Data is the life blood of a successful organization, and the effective management of data resources plays a vital role in its smooth operation. The ever growing number of processes and regulations results in the accumulation of large amounts of both business- and non business-related content.
According to a survey by Gartner (News - Alert), 47 percent of large enterprises identify data growth as the biggest data center hardware infrastructure challenge. On average, the data capacity in enterprises is growing at 40 percent to 60 percent.
Research further shows that more than 52 percent of an organizations digital content is unstructured data such as files, documents, image files, video, etc. – while just 31 percent is structured.
Over 70 percent of this content is generated by end users within the organization. Employees often store personal data on company resources as they know that it’ll be securely maintained and regularly backed up.
Thus, the data pool contains a mixture of data which is business-critical as well as data, which has less or no business value. Even business-related data can get stale over a period of time, becoming inactive and showing low business relevance.
The failure to analyze data means that it is all treated in the same manner, yielding the ineffective utilization of company resources.

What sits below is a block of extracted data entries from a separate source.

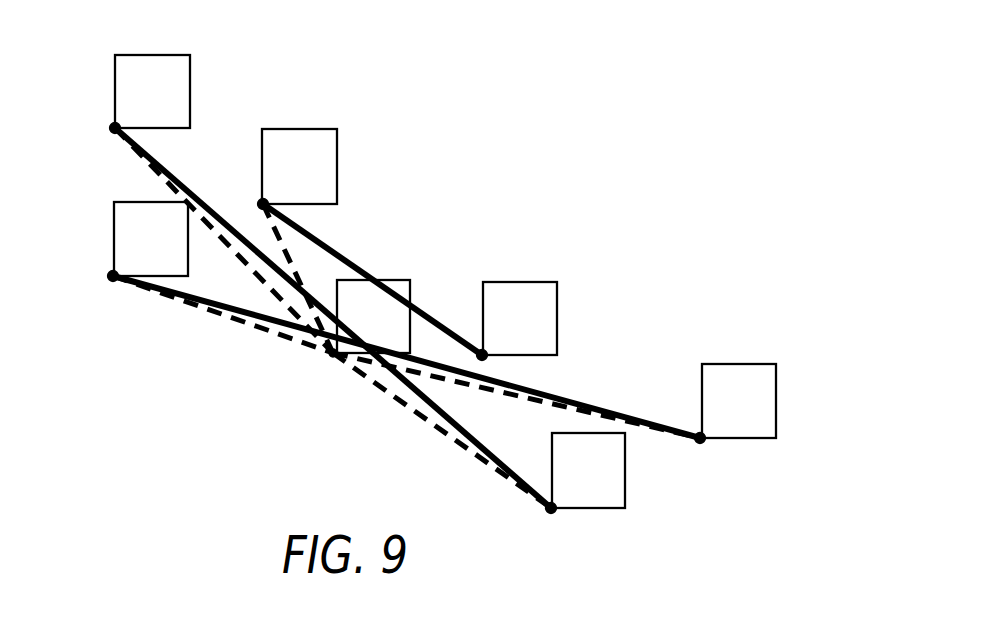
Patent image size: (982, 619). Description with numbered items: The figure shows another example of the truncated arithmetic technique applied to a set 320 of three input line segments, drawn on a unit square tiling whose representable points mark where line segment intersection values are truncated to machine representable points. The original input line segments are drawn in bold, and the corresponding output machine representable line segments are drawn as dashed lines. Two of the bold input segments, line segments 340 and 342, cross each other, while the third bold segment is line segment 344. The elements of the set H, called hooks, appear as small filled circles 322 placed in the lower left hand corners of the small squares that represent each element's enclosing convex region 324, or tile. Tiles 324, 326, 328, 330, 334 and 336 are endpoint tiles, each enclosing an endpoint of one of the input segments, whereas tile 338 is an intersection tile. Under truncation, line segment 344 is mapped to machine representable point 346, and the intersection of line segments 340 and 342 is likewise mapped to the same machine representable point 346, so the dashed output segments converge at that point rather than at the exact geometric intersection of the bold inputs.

The set of three input line segments 320 is at (548, 152).
The hooks 322 is at (700, 438).
The enclosing convex region (tile) 324 is at (737, 364).
The endpoint tile 326 is at (152, 55).
The endpoint tile 328 is at (298, 129).
The endpoint tile 330 is at (148, 202).
The endpoint tile 334 is at (520, 282).
The endpoint tile 336 is at (625, 467).
The intersection tile 338 is at (393, 280).
The line segment 340 is at (477, 437).
The line segment 342 is at (570, 397).
The line segment 344 is at (323, 238).
The machine representable point 346 is at (333, 355).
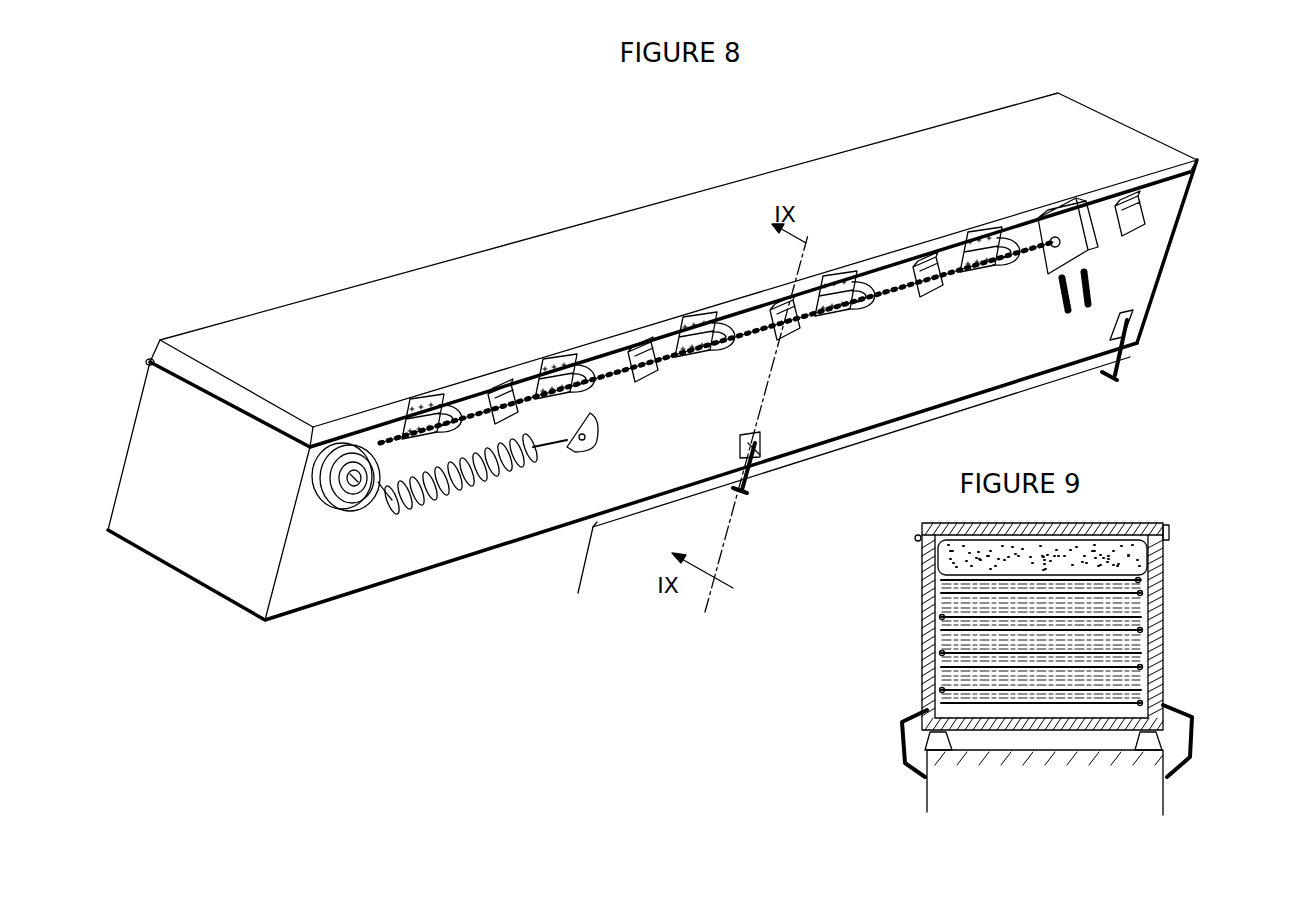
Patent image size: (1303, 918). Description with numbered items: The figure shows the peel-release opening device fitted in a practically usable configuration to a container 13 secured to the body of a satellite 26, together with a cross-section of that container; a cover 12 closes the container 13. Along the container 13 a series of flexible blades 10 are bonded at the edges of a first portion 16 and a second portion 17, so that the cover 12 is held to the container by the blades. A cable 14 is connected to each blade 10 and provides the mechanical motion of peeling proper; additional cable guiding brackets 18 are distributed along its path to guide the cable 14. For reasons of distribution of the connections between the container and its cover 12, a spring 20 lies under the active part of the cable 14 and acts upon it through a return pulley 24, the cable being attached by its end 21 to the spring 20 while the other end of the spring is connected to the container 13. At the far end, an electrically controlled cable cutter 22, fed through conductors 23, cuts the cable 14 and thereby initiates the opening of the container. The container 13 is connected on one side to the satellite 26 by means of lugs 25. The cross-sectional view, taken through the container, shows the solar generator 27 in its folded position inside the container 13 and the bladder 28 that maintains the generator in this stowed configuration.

The real challenge organizations face lies not in having to deal with data growth – which is inevitable – but in the effective and strategic management of this information. After all, while data growth is projected at 40-60 percent per year, growth in IT budgets is estimated to be just 2.6 percent, which is significantly less.
Factors Contributing to Unnecessary Data Growth
Long-term retention is a factor that complicates the overall data management process. Retention may be for business reasons, historical reasons, end-user driven requirements – and policies and regulations that may be prescribed by the government or the organization itself.
As the number of retention policies – both government and home-grown – add up, the organization and storage of data becomes more complex.
Maintaining multiple copies of the same data is both inefficient and expensive. Apart from causing inconsistency and placing a large overhead, redundancy can affect long-term processes such as backup. Although the cost of storage devices is reducing, having redundant data on these devices increases the time taken for backup. This causes a significant increase in the network overhead and bandwidth requirement.
Furthermore, most large organizations with multiple locations globally generate large volumes of data on a constant basis. Due to this global dispersion, backup windows are constantly reducing, and so only critical and business-relevant data should be identified and selected for regular backup.
So what techniques do organizations employ to reduce their data storage requirements and effectively utilize resources?
Resource Acquisition: The Quick Fix
The most common, tactical reaction to solving the data growth problem is to simply buy more storage. Given the reducing cost of storage, this knee-jerk reaction proves to be the quick-fix, but often reflects the lack of the ability to carry out predictive capacity planning.
The hoarding of data is further complicated by the infinite retention policies as the data is stored without consideration for the actual content.
Data Archiving, along with data tiering, is considered an effective data reduction technology. But blind archiving, without first gaining insight into the data landscape or applying any governing policy, simply translates to moving data between the tiers and does not contribute to any reduction in the total volume of data being managed.
DeDuplication: Beating the Bloat
Finally, DeDuplication, or dedupe, is probably the most talked-about data management strategy. It is also perhaps the leading data reduction technology permitting sizable reductions in data volume. Traditionally, organizations opt for a hardware-based approach to dedupe, eliminating redundant data on backend devices.
But the challenges facing this methodology include increases in operational management costs, and impacts on network overhead and bandwidth – both of which contribute significantly to the yearly increase of storage management costs.
Applying these data management strategies individually and independently won't permit efficient capacity planning, which keeps capacity ahead of demand. Neither will they bring about reduction in data volume or operation expenses.
So if the three most widely used strategies fall short, what really is the best solution?
Basics of Integrated Data Reduction
The Integrated Data Reduction approach is the hot topic in the data management world. By applying a combination of the three strategies, organizations can reduce their overall data volume and migrate the retained data to the most appropriate tier of storage, thereby achieving significant reductions in storage costs.
An Integrated Data Reduction approach is implemented in the following manner:
Deduplication is really the key to an Integrated Data Reduction strategy as it reduces redundancy in the backup and archive pools regardless of the backend storage devices used. While deduplication ratios of 1:20 and higher are not unusual, even a conservative ratio of 1:5 would result in a drastic reduction of the operation management expenses.
The disproportionality between data and budget growth is set to increase, and companies are starting to realize that addressing the problem in an ad-hoc manner is ineffective, carrying severe long-term implications.
When properly implemented, an Integrated Data Management strategy can dramatically reduce inefficiency, enhance manageability and drastically reduce operational expenses.